After few minutes (~2'30 on my setup), the bug happens. The FPS drops to ~0.05FPS (inference time of 19.181s) and the GC8000 load is stucked at 100%.
This can be observed:
Thank you by advance for any help!
已解决! 转到解答。
Self reply to my own question:
The processor is heating quite a lot when the NPU is under intensive load.
For some reason, my development board was not equipped with a heat-sink.
Installing a heat-sink on the processor seems to have solved by problem. Adding a fan may also be necessary for production use. To be checked
So, for the moment, I consider my problem is solved.

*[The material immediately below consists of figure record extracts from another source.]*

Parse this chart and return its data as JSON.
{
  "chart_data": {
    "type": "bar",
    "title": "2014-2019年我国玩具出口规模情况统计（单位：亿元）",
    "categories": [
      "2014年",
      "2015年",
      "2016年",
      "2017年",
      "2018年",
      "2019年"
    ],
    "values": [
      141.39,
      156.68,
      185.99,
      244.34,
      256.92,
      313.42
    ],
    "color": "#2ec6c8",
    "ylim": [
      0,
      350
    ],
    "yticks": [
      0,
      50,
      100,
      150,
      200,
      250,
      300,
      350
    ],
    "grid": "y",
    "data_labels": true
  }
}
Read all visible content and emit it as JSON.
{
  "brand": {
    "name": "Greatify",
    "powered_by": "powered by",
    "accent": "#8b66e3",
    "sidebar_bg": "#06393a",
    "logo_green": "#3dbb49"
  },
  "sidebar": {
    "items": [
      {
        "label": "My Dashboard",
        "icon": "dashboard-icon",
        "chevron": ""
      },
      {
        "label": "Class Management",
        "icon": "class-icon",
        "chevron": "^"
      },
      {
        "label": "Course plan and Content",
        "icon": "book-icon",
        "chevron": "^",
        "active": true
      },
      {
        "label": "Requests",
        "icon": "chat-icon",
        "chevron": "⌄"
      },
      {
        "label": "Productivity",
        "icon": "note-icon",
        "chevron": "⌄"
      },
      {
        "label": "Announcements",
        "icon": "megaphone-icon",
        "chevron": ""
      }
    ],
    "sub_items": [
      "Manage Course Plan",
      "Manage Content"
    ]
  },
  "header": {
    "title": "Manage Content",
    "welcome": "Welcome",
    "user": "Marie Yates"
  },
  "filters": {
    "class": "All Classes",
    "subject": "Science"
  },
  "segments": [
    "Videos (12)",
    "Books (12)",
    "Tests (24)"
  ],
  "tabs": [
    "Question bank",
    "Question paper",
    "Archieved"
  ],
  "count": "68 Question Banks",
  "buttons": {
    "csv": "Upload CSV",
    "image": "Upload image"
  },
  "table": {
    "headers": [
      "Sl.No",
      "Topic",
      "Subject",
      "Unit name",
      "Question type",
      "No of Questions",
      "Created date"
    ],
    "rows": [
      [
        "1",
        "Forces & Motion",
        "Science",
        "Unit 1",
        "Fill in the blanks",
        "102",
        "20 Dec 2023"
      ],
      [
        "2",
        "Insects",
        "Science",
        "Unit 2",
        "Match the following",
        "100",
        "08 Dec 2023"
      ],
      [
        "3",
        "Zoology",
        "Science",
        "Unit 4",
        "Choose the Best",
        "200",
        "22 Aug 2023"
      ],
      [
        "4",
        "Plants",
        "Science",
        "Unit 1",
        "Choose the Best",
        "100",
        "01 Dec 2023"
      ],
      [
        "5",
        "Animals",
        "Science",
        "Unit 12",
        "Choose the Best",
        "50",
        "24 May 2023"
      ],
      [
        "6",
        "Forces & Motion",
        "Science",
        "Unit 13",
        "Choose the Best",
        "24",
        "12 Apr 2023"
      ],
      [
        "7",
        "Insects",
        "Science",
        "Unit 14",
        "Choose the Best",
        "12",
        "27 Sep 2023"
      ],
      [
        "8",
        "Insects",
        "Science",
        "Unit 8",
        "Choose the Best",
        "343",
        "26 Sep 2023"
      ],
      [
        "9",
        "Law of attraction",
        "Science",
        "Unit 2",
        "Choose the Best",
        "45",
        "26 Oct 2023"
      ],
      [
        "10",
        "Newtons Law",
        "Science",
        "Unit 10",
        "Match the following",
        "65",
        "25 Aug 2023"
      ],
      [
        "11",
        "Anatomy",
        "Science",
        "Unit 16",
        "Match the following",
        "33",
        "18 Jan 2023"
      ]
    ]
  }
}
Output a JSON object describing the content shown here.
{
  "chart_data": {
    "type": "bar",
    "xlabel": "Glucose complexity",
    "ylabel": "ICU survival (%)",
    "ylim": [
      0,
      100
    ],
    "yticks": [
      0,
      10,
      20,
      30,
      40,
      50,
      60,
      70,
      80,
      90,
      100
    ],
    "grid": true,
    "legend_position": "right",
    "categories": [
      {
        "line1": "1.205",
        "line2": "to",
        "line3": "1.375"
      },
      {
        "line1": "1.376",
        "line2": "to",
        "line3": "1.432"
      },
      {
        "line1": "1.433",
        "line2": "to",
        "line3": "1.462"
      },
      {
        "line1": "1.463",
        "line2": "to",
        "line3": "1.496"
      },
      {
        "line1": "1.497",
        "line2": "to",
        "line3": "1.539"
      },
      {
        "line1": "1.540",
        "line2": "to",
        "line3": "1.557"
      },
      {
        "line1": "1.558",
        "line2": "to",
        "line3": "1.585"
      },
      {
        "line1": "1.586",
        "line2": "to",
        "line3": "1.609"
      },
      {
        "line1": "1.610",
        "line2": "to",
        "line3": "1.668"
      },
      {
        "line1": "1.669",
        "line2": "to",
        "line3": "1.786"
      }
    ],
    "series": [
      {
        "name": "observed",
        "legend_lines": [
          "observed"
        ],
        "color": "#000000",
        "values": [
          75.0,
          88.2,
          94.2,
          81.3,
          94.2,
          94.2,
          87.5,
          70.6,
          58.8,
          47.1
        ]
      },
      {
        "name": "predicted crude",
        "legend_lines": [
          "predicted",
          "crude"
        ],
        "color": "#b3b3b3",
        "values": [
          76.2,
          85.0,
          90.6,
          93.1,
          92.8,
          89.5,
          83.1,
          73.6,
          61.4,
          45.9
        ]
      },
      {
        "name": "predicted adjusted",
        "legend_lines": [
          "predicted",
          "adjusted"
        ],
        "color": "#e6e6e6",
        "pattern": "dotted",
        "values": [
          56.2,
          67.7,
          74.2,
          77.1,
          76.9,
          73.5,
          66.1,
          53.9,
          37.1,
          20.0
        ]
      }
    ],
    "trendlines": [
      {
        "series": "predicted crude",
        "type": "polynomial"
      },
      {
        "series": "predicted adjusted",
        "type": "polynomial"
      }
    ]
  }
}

Hopefully, this post can help someone with the same problem.
Self reply to my own question:
The processor is heating quite a lot when the NPU is under intensive load.
For some reason, my development board was not equipped with a heat-sink.
Installing a heat-sink on the processor seems to have solved by problem. Adding a fan may also be necessary for production use. To be checked
So, for the moment, I consider my problem is solved.
Hopefully, this post can help someone with the same problem.